I am very close to my MIL, but due to the many issues I have with my own mother (“Mom”), I could not bring myself to call MIL “Mom” very often even though I knew she loved it when I did. “Mama” ends up solving this – it is still affectionate, it’s something I never called my own mother, and it conveys how important my MIL is to me and what our relationship has meant to me over the last 15 years.
That’s different. She is your mom…in-law. Both my husband and I call each others parents mom and dad. We are both close to both sets of parents. My MIL nearly cried when I asked if I could call her mom, as she was afraid I was going to be like my husband’s bitch of an ex girlfriend and try to kick her out of our lives. Nope, I have cool in-laws and a BIL whom I love conspiring with to prank my husband. Poor man…
I’m originally from Florida but from a family with deep southern roots. “Mama” is just what mothers are called. My kids alternately call me “Mama”, “Ma”, “Mom” or “Merm” (not sure where that last one came from).
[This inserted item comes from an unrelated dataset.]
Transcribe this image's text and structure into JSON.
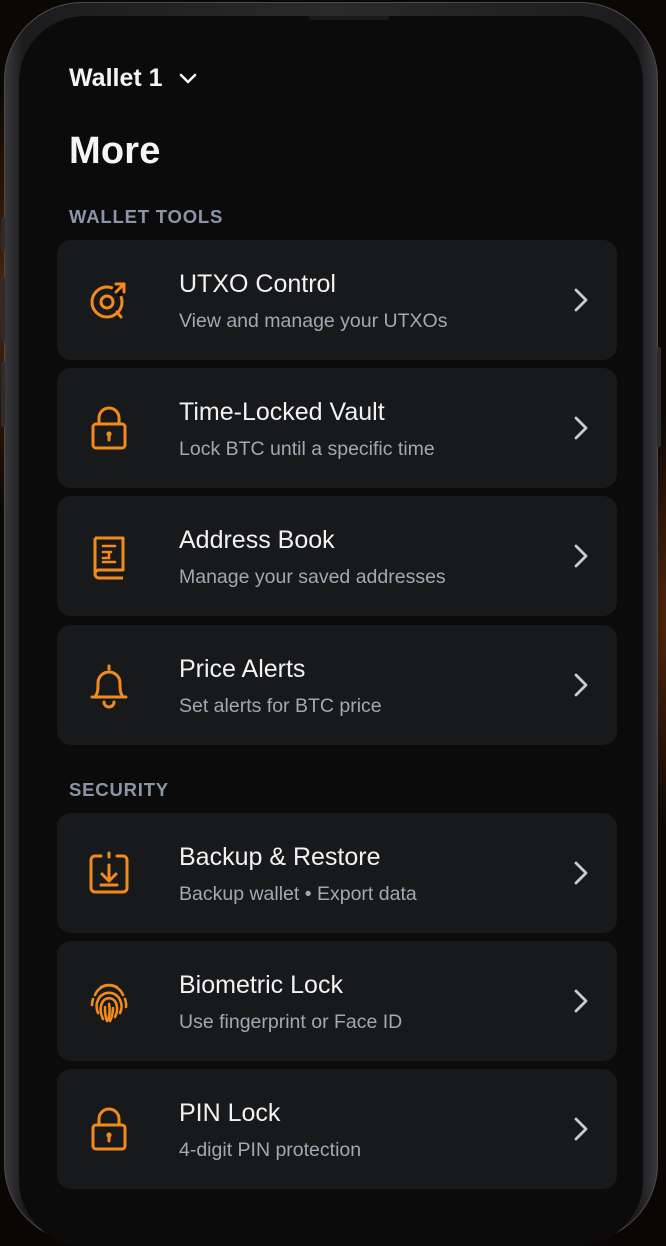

Yep, I (a Yankee) did a bit of a double-take when I heard my MIL refer to her mother as “Mama,” but it made sense once I thought about it: “Mama” is white, but grew up in South America and is fluent in Spanish, and married “Papa,” who’s Hispanic, their family culture is somewhat heavy on the Hispanic side of things, plus they lived in the deep south for much of her childhood. Being from the northeast, I’d always associated it, I’m sad to say, with odd natural-at-all-costs types, which my in-laws aren’t, so it struck my ear strangely until I recognized the context.
DD calls me “mama” or “mommy,” depending on the day. I’m not sure which I prefer. When I hear “mommy” I think of my own mother, which makes me cringe nine ways from Sunday, but on the other hand, “mama” makes me feel like I insist on taking kindergarteners out of class in order to breastfeed them or something. :p
I get sad when my kids move on from mama. Of course they are around two when they started calling me mommy and then when they get older, I am sure they will just call me mom. I do hate it when someone calls me mama though.
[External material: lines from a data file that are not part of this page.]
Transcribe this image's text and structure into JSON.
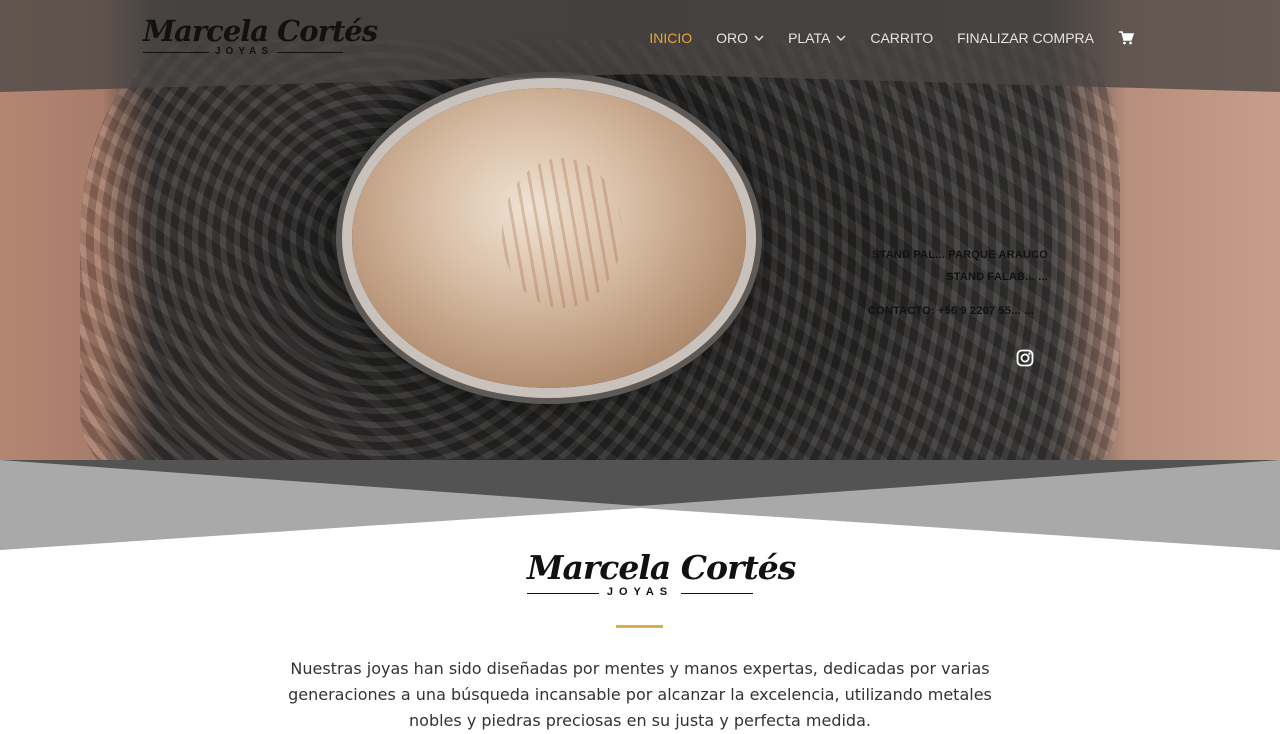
{
  "brand": {
    "logo_text": "Marcela Cortés",
    "logo_subtext": "JOYAS"
  },
  "nav": {
    "items": [
      {
        "label": "INICIO",
        "active": true,
        "dropdown": false
      },
      {
        "label": "ORO",
        "active": false,
        "dropdown": true
      },
      {
        "label": "PLATA",
        "active": false,
        "dropdown": true
      },
      {
        "label": "CARRITO",
        "active": false,
        "dropdown": false
      },
      {
        "label": "FINALIZAR COMPRA",
        "active": false,
        "dropdown": false
      }
    ],
    "cart_icon": "shopping-cart-icon"
  },
  "hero": {
    "line1": "STAND PAL... PARQUE ARAUCO",
    "line2": "STAND FALAB... ...",
    "line3": "CONTACTO: +56 9 2207 55... ...",
    "social_icon": "instagram-icon"
  },
  "content": {
    "intro": "Nuestras joyas han sido diseñadas por mentes y manos expertas, dedicadas por varias generaciones a una búsqueda incansable por alcanzar la excelencia, utilizando metales nobles y piedras preciosas en su justa y perfecta medida."
  },
  "colors": {
    "accent": "#e8a536",
    "gold_rule": "#d8b04a",
    "header_bg": "#4a4644",
    "band_dark": "#535353",
    "band_light": "#a9a9a9"
  }
}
From the south here, and “Mama” is definitely the most popular where I live. My son calls me “Mom,” which I like. I have never cared for being called “Mommy,” and I remember as a small child my mother asking me not to call her that either. (When he was small, my son called me “Mum,” which I loved–his dad is a Kiwi–but when he started school the other kids gave him a hard time about it.)
Depends on context. If it’s clear she’s talking about their child (i.e. “and of course he came running to mama for help”), being ironic, or if a new parent is trying out/practicing the title, then no. If it’s all the mamas on the xyz caused all my kids problems type of site, then yes.
http://www.skepticalob.com/2015/05/our-unwitting-surrender-to-sexism-enshrined-in-a-single-word-mama.html
Thanks for linking that! Great piece!
I also hate when other people call me “mama.” To me, that is taking away my identity. No, I am not “mama” – call me by my damn name!
One of my dear friends has a tendency to refer to me as a Mama, and it does make me cringe just the faintest bit. I love her, but being a mother is not the sum total of my greatest accomplishments in life. At least, that’s kind of what it feels like when she says that, I know she means it in the best possible way.